Building work sort of grew on us; a natural progression in many ways from squatting through DIY renovation, doing up our own houses on improvement grants to more official work on a job creation scheme. Pete & Laura went on TOPS training courses to learn carpentry and plastering. And when no local building company would employ Laura afterwards – “We don’t have toilet facilities for a woman!” – they didn’t have any for men either, but….. We decided to give it a go at setting up our own building firm.
So we started’Altham Workers Co-op and set off on something of an adventure in running our own business.The builder that Pete had been working for offered us a couple of contracts to get us going; one on Bailey St for a guy called Bob Lord who seemed to be a bit of a dodgy landlord and another house on Clifton St. There was definitely an element of making it up as we went along.
At first we weren’t very good at estimating jobs. I do remember sitting on the roof of the Bailey St job with a copy of the Squatters Handbook in one hand working out how to replace slates, having said I would only risk my life on a roof if you paid me £100 to do it – the job took one hour – best hourly rate we ever earnt! (We also did jobs where we got the pricing wrong the other way and got just 50p an hour.). Other notable memories of those early days of winging it as builders; Derek half way up a scaffold tower pointing stonework with a hot water bottle strapped to him, Kate climbing up and down the scaffold tower to try and get over her fear of heights, cutting wholemeal loaves with a carpenters saw to make sandwiches for lunch…
We taught each other whatever skills we had picked up. Derek became ‘the plumber’ because he seemed to understand things like that. I did general labouring and then became the carpenter when the real carpenter left.
Plastering became a woman’s job – due to Laura having done the training and passing it on to Barbara and then Jackie. We nearly always had a couple of women working on site at any one time. This caused quite a stir not only among the people we worked for, but also at builder merchants and with delivery men (I think they were all men, though I have a memory of a huge concrete delivery truck arriving one day driven by a women. Much to our pleasant surprise.)
It wasn’t long before the local paper got wind of a good story.
Girls in a man’s world, and they will tackle anything
When Laura Lupin, a former lab. technician, left London to become a plasterer she met quite a bit of opposition. “The plastering firms all said they hadn’t got a toilet for me and what if I got pregnant”, but 31 year-old Laura was not put off, having completed a six month plastering course, and joined up with People in Common Housing Co-operative, who have been restoring houses in the Burnley Wood area. Now some of the members have formed Altham Workers’ Co-operative and bought the old corn mill at Altham for £7,000 and Laura, Barbara Sanders and nine or ten others are busy restoring the mill into six flats.

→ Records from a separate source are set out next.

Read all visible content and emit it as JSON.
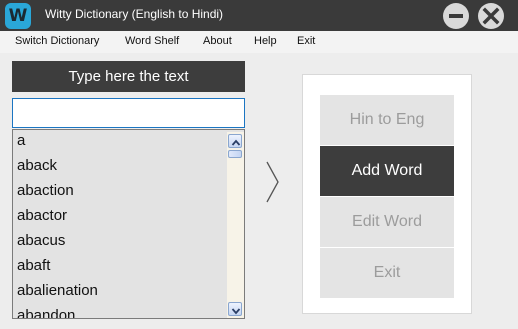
{
  "window": {
    "title": "Witty Dictionary (English to Hindi)",
    "icon_letter": "W",
    "accent": "#2aa7d8",
    "minimize_icon": "minus-icon",
    "close_icon": "close-icon"
  },
  "menu": {
    "items": [
      "Switch Dictionary",
      "Word Shelf",
      "About",
      "Help",
      "Exit"
    ]
  },
  "search": {
    "header": "Type here the text",
    "value": "",
    "placeholder": ""
  },
  "word_list": {
    "items": [
      "a",
      "aback",
      "abaction",
      "abactor",
      "abacus",
      "abaft",
      "abalienation",
      "abandon"
    ]
  },
  "actions": {
    "items": [
      {
        "label": "Hin to Eng",
        "active": false
      },
      {
        "label": "Add Word",
        "active": true
      },
      {
        "label": "Edit Word",
        "active": false
      },
      {
        "label": "Exit",
        "active": false
      }
    ]
  },
  "colors": {
    "titlebar": "#3a3a3a",
    "active_button": "#3d3d3d",
    "inactive_button": "#e4e4e4"
  }
}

As a co-op we were part of the Women in Manual Trades Network – well the women were – and every Christmas we did our little bit to undermine the rampant sexism in the building industry by sending all our suppliers a calendar with pictures of real women actually doing manual work – as opposed to posing scantily clad with power tools between their legs.
Not that we men were actually new-man-anti-sexist paragons ourselves.
” The men in the group only realise how we women are treated when we tell them in detail… It is undermining to women when the men in the group continually justify the behaviour of customers and officials… if we are being radical we must find ways of confronting it, whether by friendly jocular ways, by serious talking, by showing upset or anger, or by ‘showing them’.” Tess McMahon March 91
The early 1980’s seemed to be a bit of a heyday for Building Co-operatives, We were members of a federation of Building Co-ops and attended a couple of gatherings of co-operative builders. We also attracted a few visitors and new members with building skills. Tess came from the Leeds Building Collective and we had a few visiting carpenters who had done training courses and were looking for some site experience. We did a combination of small jobs and whole house renovations. Fitting work for other people in around doing up our own houses and starting to work on The Mill.